It was a revival of the golden age of aviation and a local industry that created more than 1,000 jobs in a West Sussex town.
And the soaring highs and final crash-landing of the Beagle aircraft factory in Shoreham are on display for all to see.
The exhibition, comprised of photographs and memories from former staff, is currently running at the Marlipins Museum in High Street, Shoreham and will be on display until October 31.
The idea for the exhibition came after a conversation between museum custodian Liza McKinney and her fellow volunteers who worked at the factory in Shoreham Airport.
She said: “I moved to Shoreham in 1975 and I had no idea that the airport had a factory that built Beagle aircraft.

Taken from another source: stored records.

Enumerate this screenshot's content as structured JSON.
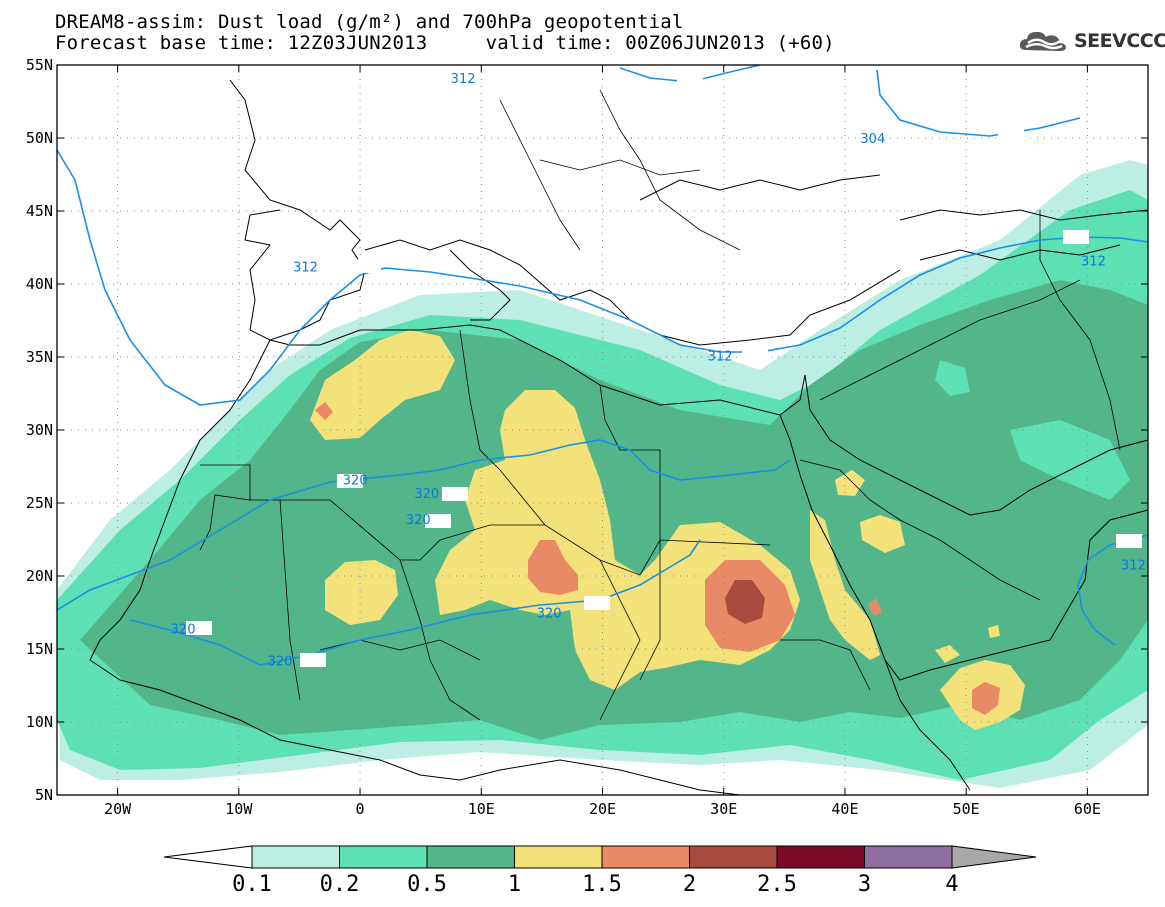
{
  "title": {
    "line1": "DREAM8-assim: Dust load (g/m²) and 700hPa geopotential",
    "line2": "Forecast base time: 12Z03JUN2013     valid time: 00Z06JUN2013 (+60)"
  },
  "logo": {
    "text": "SEEVCCC",
    "icon": "cloud-icon"
  },
  "chart_data": {
    "type": "map",
    "projection": "lat-lon",
    "lon_range": [
      -25,
      65
    ],
    "lat_range": [
      5,
      55
    ],
    "lon_ticks": [
      {
        "value": -20,
        "label": "20W"
      },
      {
        "value": -10,
        "label": "10W"
      },
      {
        "value": 0,
        "label": "0"
      },
      {
        "value": 10,
        "label": "10E"
      },
      {
        "value": 20,
        "label": "20E"
      },
      {
        "value": 30,
        "label": "30E"
      },
      {
        "value": 40,
        "label": "40E"
      },
      {
        "value": 50,
        "label": "50E"
      },
      {
        "value": 60,
        "label": "60E"
      }
    ],
    "lat_ticks": [
      {
        "value": 55,
        "label": "55N"
      },
      {
        "value": 50,
        "label": "50N"
      },
      {
        "value": 45,
        "label": "45N"
      },
      {
        "value": 40,
        "label": "40N"
      },
      {
        "value": 35,
        "label": "35N"
      },
      {
        "value": 30,
        "label": "30N"
      },
      {
        "value": 25,
        "label": "25N"
      },
      {
        "value": 20,
        "label": "20N"
      },
      {
        "value": 15,
        "label": "15N"
      },
      {
        "value": 10,
        "label": "10N"
      },
      {
        "value": 5,
        "label": "5N"
      }
    ],
    "grid": "dotted",
    "contour_labels": [
      {
        "text": "312",
        "lon": 8.5,
        "lat": 54.1
      },
      {
        "text": "304",
        "lon": 42.3,
        "lat": 50.0
      },
      {
        "text": "312",
        "lon": 60.5,
        "lat": 41.6
      },
      {
        "text": "312",
        "lon": -4.5,
        "lat": 41.2
      },
      {
        "text": "312",
        "lon": 29.7,
        "lat": 35.1
      },
      {
        "text": "312",
        "lon": 63.8,
        "lat": 20.8
      },
      {
        "text": "320",
        "lon": -0.4,
        "lat": 26.6
      },
      {
        "text": "320",
        "lon": 5.5,
        "lat": 25.7
      },
      {
        "text": "320",
        "lon": 4.8,
        "lat": 23.9
      },
      {
        "text": "320",
        "lon": 15.6,
        "lat": 17.5
      },
      {
        "text": "320",
        "lon": -14.6,
        "lat": 16.4
      },
      {
        "text": "320",
        "lon": -6.6,
        "lat": 14.2
      }
    ],
    "colorbar": {
      "levels": [
        0.1,
        0.2,
        0.5,
        1,
        1.5,
        2,
        2.5,
        3,
        4
      ],
      "labels": [
        "0.1",
        "0.2",
        "0.5",
        "1",
        "1.5",
        "2",
        "2.5",
        "3",
        "4"
      ],
      "colors": [
        "#ffffff",
        "#bdeee4",
        "#5ee0b5",
        "#52b68a",
        "#f3e27a",
        "#e98a66",
        "#a94c40",
        "#7a0c2a",
        "#8f6fa1",
        "#a8a8a8"
      ]
    }
  }
}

“I thought to myself ‘hell’s teeth, here is a bit of Shoreham history and three-quarters of the population don’t have a clue about it.”
Beagle, which stands for British Executive And General Aviation Limited, began in the early 20th century with the vision of F. G. Miles, whose father owned the Star Model Laundry in Portslade.
Having been bitten by the aviation bug in the 1900s, Miles designed and built a biplane in the back room of the laundry, but it never flew.
Undeterred, he learnt to fly with pioneer Cecil Pashley at Shoreham Airport before setting up a flying school with him.
Miles then started a plane manufacturing factory which collapsed in 1948 before setting up another called F. G. Miles Limited in Shoreham.
Beagle was officially formed in 1960 when the Pressed Steel Company created an aircraft design office and took over what was left of Britain’s aviation industry: F. G. Miles Limited and the Auster Aircraft Company in Rearsby, Leicestershire.
By 1962, the companies were merged at Shoreham as Beagle Aircraft Limited and by 1963 the company had won orders for 357 aircraft, with more than 60 per cent being exported.
The Beagle 206X aircraft, developed by Miles, was the foundation of the company’s reputation but it developed many other models – including an experimental autogyro that appeared in the James Bond film You Only Live Twice.
Governments in Sweden, Zambia and Kenya placed orders and production rose to one aircraft per working day, with around 1,080 people on the company’s payroll.
Liza said: “The whole aircraft industry was going to become enormous and here was a small part of it.
“I found it quite romantic actually that here in Shoreham with quite a small population we actually built planes that flew and were bought around the world.
“It is a tremendous story in that so many people had jobs there and speak with enormous fondess of the company to this day, and with enormous sadness about when it closed.”
The company was dissolved in 1969 after being nationalised by the government for £1million in December 1966.
Through her research, which included reading the Hansard notes from the House of Commons and House of Lords, Liza believes the government was too hasty.
“The British government of the day decided we couldn’t compete with the Americans and closed it down with orders still on its books.
“To be honest it was a tragic ending really – so many people felt it shouldn’t have been closed down.”